Two thoughts as I am reading your discussions

We are looking into life insurance policies written so that they can be used for long term care. For some people these might be beneficial. See below

http://longtermcare.gov/costs-how-to-pay/using-life-insurance-to-pay-for-long-term-care/

Re: social security,file and suspend and medicare.

With the change to full retirement age (age 66 etc) it is important to pay your medicare out of pocket (if you have filed and suspended) so that the govt does not consider you waving your SS file and suspend so that they can deduct the medicare from it.
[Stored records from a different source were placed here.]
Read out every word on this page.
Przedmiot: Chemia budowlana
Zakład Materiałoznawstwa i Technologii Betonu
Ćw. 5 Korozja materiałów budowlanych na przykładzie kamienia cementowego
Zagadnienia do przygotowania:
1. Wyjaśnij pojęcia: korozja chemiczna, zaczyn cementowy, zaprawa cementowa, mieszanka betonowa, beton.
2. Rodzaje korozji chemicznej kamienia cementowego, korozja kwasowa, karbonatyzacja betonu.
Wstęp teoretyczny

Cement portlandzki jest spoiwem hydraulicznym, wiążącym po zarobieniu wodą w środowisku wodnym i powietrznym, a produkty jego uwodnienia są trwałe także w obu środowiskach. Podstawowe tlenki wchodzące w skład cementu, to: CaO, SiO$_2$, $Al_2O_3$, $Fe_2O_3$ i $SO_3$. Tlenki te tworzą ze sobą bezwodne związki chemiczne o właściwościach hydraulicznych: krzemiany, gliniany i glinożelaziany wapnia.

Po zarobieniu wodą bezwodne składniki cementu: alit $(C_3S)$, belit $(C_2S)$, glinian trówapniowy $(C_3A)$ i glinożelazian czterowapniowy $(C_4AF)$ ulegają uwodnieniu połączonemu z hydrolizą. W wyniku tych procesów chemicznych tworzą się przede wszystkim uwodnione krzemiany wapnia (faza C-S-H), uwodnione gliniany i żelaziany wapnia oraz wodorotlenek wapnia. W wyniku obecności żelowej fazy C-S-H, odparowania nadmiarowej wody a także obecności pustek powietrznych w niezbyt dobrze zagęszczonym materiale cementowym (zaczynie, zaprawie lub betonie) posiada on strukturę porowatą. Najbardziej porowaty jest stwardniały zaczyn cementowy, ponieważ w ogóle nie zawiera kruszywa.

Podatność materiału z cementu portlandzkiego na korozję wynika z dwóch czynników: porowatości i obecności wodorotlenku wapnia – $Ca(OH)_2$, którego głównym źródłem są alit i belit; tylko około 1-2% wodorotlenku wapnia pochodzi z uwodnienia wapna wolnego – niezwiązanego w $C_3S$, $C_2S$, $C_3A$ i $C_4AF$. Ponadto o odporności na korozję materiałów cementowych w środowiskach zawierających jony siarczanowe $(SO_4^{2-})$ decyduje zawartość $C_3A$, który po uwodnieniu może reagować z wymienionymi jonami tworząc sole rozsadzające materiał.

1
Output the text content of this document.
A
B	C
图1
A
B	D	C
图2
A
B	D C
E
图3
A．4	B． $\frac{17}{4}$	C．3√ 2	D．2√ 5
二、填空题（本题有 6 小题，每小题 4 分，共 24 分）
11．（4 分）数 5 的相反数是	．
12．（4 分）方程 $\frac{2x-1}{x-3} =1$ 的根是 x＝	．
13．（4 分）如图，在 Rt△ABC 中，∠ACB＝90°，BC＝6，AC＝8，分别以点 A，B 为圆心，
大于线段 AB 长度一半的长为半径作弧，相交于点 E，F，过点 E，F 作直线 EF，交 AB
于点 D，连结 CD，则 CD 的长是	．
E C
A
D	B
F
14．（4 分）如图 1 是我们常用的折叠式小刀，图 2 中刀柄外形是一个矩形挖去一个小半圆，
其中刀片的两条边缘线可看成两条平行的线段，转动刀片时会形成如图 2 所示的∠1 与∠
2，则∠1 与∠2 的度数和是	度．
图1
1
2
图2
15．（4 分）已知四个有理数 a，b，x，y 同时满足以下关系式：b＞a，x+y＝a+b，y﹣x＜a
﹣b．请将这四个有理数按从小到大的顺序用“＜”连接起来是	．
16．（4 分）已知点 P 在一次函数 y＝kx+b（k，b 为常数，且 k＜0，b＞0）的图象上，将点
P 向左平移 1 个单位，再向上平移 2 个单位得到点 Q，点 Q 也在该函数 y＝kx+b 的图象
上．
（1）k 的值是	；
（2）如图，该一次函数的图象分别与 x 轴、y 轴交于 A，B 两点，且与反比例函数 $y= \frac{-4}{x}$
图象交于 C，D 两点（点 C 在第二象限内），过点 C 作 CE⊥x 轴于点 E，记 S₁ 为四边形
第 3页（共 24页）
See #29 below

http://www.pbs.org/newshour/making-sense/social-security-secrets-you-ne/

So many gotchas


8 more work hours til the Sax family retires WooHooooooo
Holy Moley

@‌sax

Congratulations! You must be beyond thrilled. Best wishes for a smooth transition to retirement!

And thank you for adding your thoughts about SS and LTC funding. Keep them coming.

Thrilled with a little bit of panicked actually, hahahha. Thanks AM. and especially thanks for all your great info. This thread is so immensely informative.

Nice! Good luck!

Congratulations, and all the very best, sax!

@sax

Thanks for the kind words. :slight_smile:

If you aren’t out enjoying retirement too much, please come back and add your experiences with LTCi and funding and filing for and suspending SS. It’s always best to learn from the experience of others.